Pour off old media. Wash twice with Hank’s salt solution. Add 5 milliliters of thawed trypsin and pour off. Wait five minutes. Use 5 milliliters of alpha-10 to quench the reaction. Add 1-2 drops of liquid culture to each of two new flasks, which should each contain 20 milliliters of alpha-10. Add 20 milliliters of alpha-10 to the original flask. Incubate all flasks at 37°C and check regularly.
I’ve been working with Dr. Thomasson on his cancer research all year. I’ve been performing the above procedure, which we call “splitting the cells,” since September. But it wasn’t until last week that I truly had an epiphany. I absolutely love working in the lab.
Since I’ve been a biology major, I’ve enjoyed micropipetting and looking through microscopes and figuring out where I may have introduced error into my experiment. However, last week, it just really hit me: I love working in the lab. In honor of the 60th anniversary of the structure of DNA, my molecular techniques class watched a NOVA documentary about Rosalind Franklin’s underestimated role in Watson and Crick’s field-changing work. In the film, one of the interviewed speakers talked about how Franklin didn’t just enjoy science for the end results, as do most scientists, but she enjoyed science for the entire process of it. While watching the documentary, I was sort of taken aback by that statement. I like results, and I like looking at where I go right and wrong. However, I never had really before thought of enjoying the journey of science more than the final destination.

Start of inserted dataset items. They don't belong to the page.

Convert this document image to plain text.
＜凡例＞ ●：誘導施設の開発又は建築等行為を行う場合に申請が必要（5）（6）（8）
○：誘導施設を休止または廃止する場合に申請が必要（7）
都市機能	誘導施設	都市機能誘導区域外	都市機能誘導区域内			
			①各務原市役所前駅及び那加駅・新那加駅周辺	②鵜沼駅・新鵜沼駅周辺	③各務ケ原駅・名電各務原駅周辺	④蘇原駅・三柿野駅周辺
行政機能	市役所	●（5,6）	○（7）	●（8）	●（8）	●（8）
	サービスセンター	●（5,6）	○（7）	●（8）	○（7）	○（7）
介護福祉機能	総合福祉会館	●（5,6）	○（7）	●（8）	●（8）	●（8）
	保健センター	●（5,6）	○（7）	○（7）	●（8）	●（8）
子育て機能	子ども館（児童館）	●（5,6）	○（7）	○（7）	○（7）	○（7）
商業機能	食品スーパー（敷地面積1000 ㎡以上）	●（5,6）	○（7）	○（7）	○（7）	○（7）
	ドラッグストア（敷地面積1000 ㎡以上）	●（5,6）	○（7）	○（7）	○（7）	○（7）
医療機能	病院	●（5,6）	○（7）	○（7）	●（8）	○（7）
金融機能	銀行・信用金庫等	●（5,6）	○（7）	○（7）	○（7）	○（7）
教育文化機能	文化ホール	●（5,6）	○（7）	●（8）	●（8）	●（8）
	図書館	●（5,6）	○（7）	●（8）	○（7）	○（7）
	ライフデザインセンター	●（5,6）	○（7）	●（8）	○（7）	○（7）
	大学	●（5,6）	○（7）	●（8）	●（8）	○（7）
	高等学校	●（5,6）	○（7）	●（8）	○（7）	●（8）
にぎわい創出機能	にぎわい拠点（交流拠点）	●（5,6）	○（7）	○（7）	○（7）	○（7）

The next day, I was literally just standing at the lab sink washing beakers that I’d previously used for splitting some of Dr. T’s cells. And you know what? I had this huge smile on my face. I was having the best time ever washing those beakers. Have Dr. T and I cured cancer? Definitely not. But just the prospect that we could make an important discovery or that we could be contributing valuable insight to others in the field is something to be proud of.

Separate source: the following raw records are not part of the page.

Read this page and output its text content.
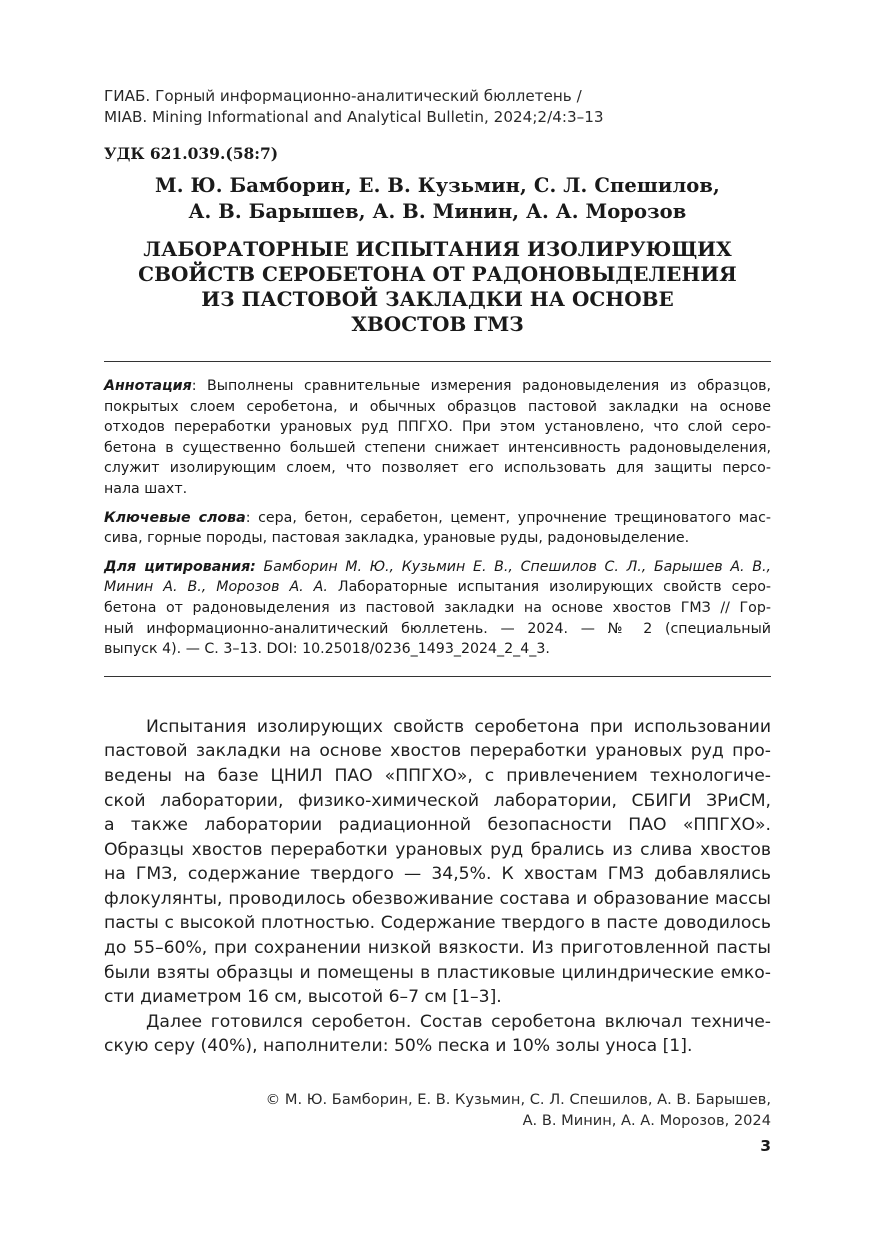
ГИАБ. Горный информационно-аналитический бюллетень /
MIAB. Mining Informational and Analytical Bulletin, 2024;2/4:3–13
УДК 621.039.(58:7)
М. Ю. Бамборин, Е. В. Кузьмин, С. Л. Спешилов,
А. В. Барышев, А. В. Минин, А. А. Морозов
ЛАБОРАТОРНЫЕ ИСПЫТАНИЯ ИЗОЛИРУЮЩИХ
СВОЙСТВ СЕРОБЕТОНА ОТ РАДОНОВЫДЕЛЕНИЯ
ИЗ ПАСТОВОЙ ЗАКЛАДКИ НА ОСНОВЕ
ХВОСТОВ ГМЗ

Аннотация: Выполнены сравнительные измерения радоновыделения из образцов,
покрытых слоем серобетона, и обычных образцов пастовой закладки на основе
отходов переработки урановых руд ППГХО. При этом установлено, что слой серо-
бетона в существенно большей степени снижает интенсивность радоновыделения,
служит изолирующим слоем, что позволяет его использовать для защиты персо-
нала шахт.

Ключевые слова: сера, бетон, серабетон, цемент, упрочнение трещиноватого мас-
сива, горные породы, пастовая закладка, урановые руды, радоновыделение.

Для цитирования: Бамборин М. Ю., Кузьмин Е. В., Спешилов С. Л., Барышев А. В.,
Минин А. В., Морозов А. А. Лабораторные испытания изолирующих свойств серо-
бетона от радоновыделения из пастовой закладки на основе хвостов ГМЗ // Гор-
ный информационно-аналитический бюллетень. — 2024. — № 2 (специальный
выпуск 4). — С. 3–13. DOI: 10.25018/0236_1493_2024_2_4_3.

Испытания изолирующих свойств серобетона при использовании
пастовой закладки на основе хвостов переработки урановых руд про-
ведены на базе ЦНИЛ ПАО «ППГХО», с привлечением технологиче-
ской лаборатории, физико-химической лаборатории, СБИГИ ЗРиСМ,
а также лаборатории радиационной безопасности ПАО «ППГХО».
Образцы хвостов переработки урановых руд брались из слива хвостов
на ГМЗ, содержание твердого — 34,5%. К хвостам ГМЗ добавлялись
флокулянты, проводилось обезвоживание состава и образование массы
пасты с высокой плотностью. Содержание твердого в пасте доводилось
до 55–60%, при сохранении низкой вязкости. Из приготовленной пасты
были взяты образцы и помещены в пластиковые цилиндрические емко-
сти диаметром 16 см, высотой 6–7 см [1–3].

Далее готовился серобетон. Состав серобетона включал техниче-
скую серу (40%), наполнители: 50% песка и 10% золы уноса [1].

© М. Ю. Бамборин, Е. В. Кузьмин, С. Л. Спешилов, А. В. Барышев,
А. В. Минин, А. А. Морозов, 2024
3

My friends will tell you that I’m very impatient, and they would be correct. I don’t like to sit around waiting for things to happen. As my friend and fellow blogger Carly would probably say, I like to be a catalyst and make things happen faster than they normally would. That’s probably why I started my newer method of thawing the trypsin enzyme in the water bath before gathering the necessary supplies for the above cell-splitting procedure instead of using my older method, which involved setting up the rest of the supplies and then thawing the frozen enzyme. However, in light of my newfound love of the entire process of science – not just a love of the results – I don’t think that waiting on the trypsin will be as tedious as I once found it to be.